31 Years of Infertility and IVF Failure: Was It Potentially Avoidable?
A short while ago I consulted with a couple who presented with one of the most perplexing case histories that I have ever encountered. I wish to share it with you because it will be an ongoing saga that I intend to report here as evaluation and treatment unfolds. So brace yourselves for the first installment of a very sad story that I hope will have a happy ending and, in the process, show how important it is for patients to be proactive and for physicians to be more open minded. I will refer to the lady as WB and her husband as HB. Here we go…
WB, a 50 year old woman and HB, her 52 year old husband, first revealed their story here on the IVFauthority.com board. HB had previously fathered children in a prior relationship and had then undergone a vasectomy. Upon marrying in their late 30’s, the couple immediately embarked on a quest to have children together and began a course of numerous attempts at IVF/ICSI using WB’s own eggs and HB’s sperm obtained through testicular sperm aspiration (TESA). There were several fresh ICSI procedures where WB had numerous good quality embryos transferred both as fresh procedures and as FET’s. She conceived several times but on each occasion miscarried in the 1st trimester. Not surprisingly, the couple soon ran desperately low on funds and accordingly, had to take a break from IVF.
Then with WB in her mid-to-late 40’s they decided to liquidate whatever assets they had left and, upon the advice of their fertility doctor, resort to using an egg donor. And so their saga began all over again. They underwent several fresh egg donor IVF attempts and even went so far as having their embryos genetically tested for “competency” using array CGH (aCGH). Finally they conceived, only to be again ravaged and devastated by another early miscarriage.

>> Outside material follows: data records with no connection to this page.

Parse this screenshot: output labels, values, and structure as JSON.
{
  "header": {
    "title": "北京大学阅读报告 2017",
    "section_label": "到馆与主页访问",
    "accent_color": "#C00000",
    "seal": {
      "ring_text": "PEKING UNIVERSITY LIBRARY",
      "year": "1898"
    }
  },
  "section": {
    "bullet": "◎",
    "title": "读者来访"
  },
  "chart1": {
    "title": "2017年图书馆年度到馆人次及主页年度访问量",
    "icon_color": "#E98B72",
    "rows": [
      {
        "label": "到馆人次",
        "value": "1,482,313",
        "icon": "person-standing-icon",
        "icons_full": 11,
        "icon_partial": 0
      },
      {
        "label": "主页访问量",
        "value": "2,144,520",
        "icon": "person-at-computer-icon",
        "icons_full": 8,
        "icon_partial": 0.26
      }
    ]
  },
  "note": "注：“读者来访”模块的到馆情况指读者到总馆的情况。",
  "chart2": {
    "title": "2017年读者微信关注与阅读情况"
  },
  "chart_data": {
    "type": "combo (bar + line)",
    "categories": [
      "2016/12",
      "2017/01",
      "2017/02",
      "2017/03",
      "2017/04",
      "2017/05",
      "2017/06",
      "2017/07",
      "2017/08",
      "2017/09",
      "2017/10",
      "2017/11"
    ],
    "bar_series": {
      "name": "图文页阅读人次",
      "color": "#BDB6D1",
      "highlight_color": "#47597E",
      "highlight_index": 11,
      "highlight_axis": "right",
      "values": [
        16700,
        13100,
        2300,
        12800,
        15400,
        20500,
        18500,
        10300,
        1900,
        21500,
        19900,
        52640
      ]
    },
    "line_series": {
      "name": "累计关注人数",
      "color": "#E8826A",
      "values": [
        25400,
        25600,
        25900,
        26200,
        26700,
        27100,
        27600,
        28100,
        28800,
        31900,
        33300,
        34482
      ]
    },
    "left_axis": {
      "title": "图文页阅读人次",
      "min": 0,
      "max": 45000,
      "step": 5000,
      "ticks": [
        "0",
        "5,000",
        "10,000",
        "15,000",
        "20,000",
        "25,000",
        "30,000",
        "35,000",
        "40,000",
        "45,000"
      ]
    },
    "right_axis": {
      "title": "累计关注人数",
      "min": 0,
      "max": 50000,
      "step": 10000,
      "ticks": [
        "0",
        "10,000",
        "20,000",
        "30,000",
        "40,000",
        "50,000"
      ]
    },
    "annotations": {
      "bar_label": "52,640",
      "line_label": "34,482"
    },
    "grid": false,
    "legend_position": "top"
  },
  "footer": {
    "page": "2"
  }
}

In spite of having six (6) banked “aCGH-normal” blastocysts, they found themselves in such dire financial circumstances that they could not proceed any further and so, in total despair, they posted their story on this site.
After I responded to their story on this blog, they scheduled a consultation with me and we spoke in depth via Skype. What they went on to describe boggles the mind. WB has a healthy uterus as imaged by hysteroscopy and has always had well developed endometrium. However, she had an autoimmune medical condition that predisposed her to an immunologic implantation dysfunction (IID) which was associated with activation of uterine natural killer cells (NKa). She had discussed this possibility with a reputable reproductive immunologist in the mid-1990’s, but this was before tests for uterine NKa were available and, suspecting an IID, this physician recommended IVIG therapy. However, none of her treating RE’s would even consider the possibility of an immunologic problem being the cause of her prior reproductive dysfunction. In fact, they told the couple they did not believe in immunologic causes of IVF failure and viewed IVIG therapy as being very risky. Simply stated, the couple hit a brick wall.
Because the couple was sent to me through a charitable program that coordinates IVF donations for deserving couples, I agreed to treat them free of charge. I strongly suspect that we will unmask an immunologic cause for their repeated IVF-reproductive failure. If this is the case, I am optimistic that the transfer of their currently available aCGH-normal vitrified blastocysts (combined with treatment of the immune issues) will result in a successful IVF after more than 30 years of trying. I also hope that in the process of diagnosing and treating this couple, we will be able to redirect focus on the absolute imperative of considering IID in all cases where IVF inexplicably fails to propagate a viable pregnancy following repeated transfer of “good quality” embryos.
I will be embarking on an evaluation of this couple for IID and, if justified by the findings, will be performing an FET in January or February 2014.
This is to be the first of several “real time” reports on this very interesting, sad, and compelling case that I will be posting here. As the case progreses, I will update you. I am doing so because I believe that this is a tragic example of how patient timidity and lack of proactivity, combined with a degree of medical arrogance, can condemn unsuspecting patients to unnecessary long-term hardship and childlessness.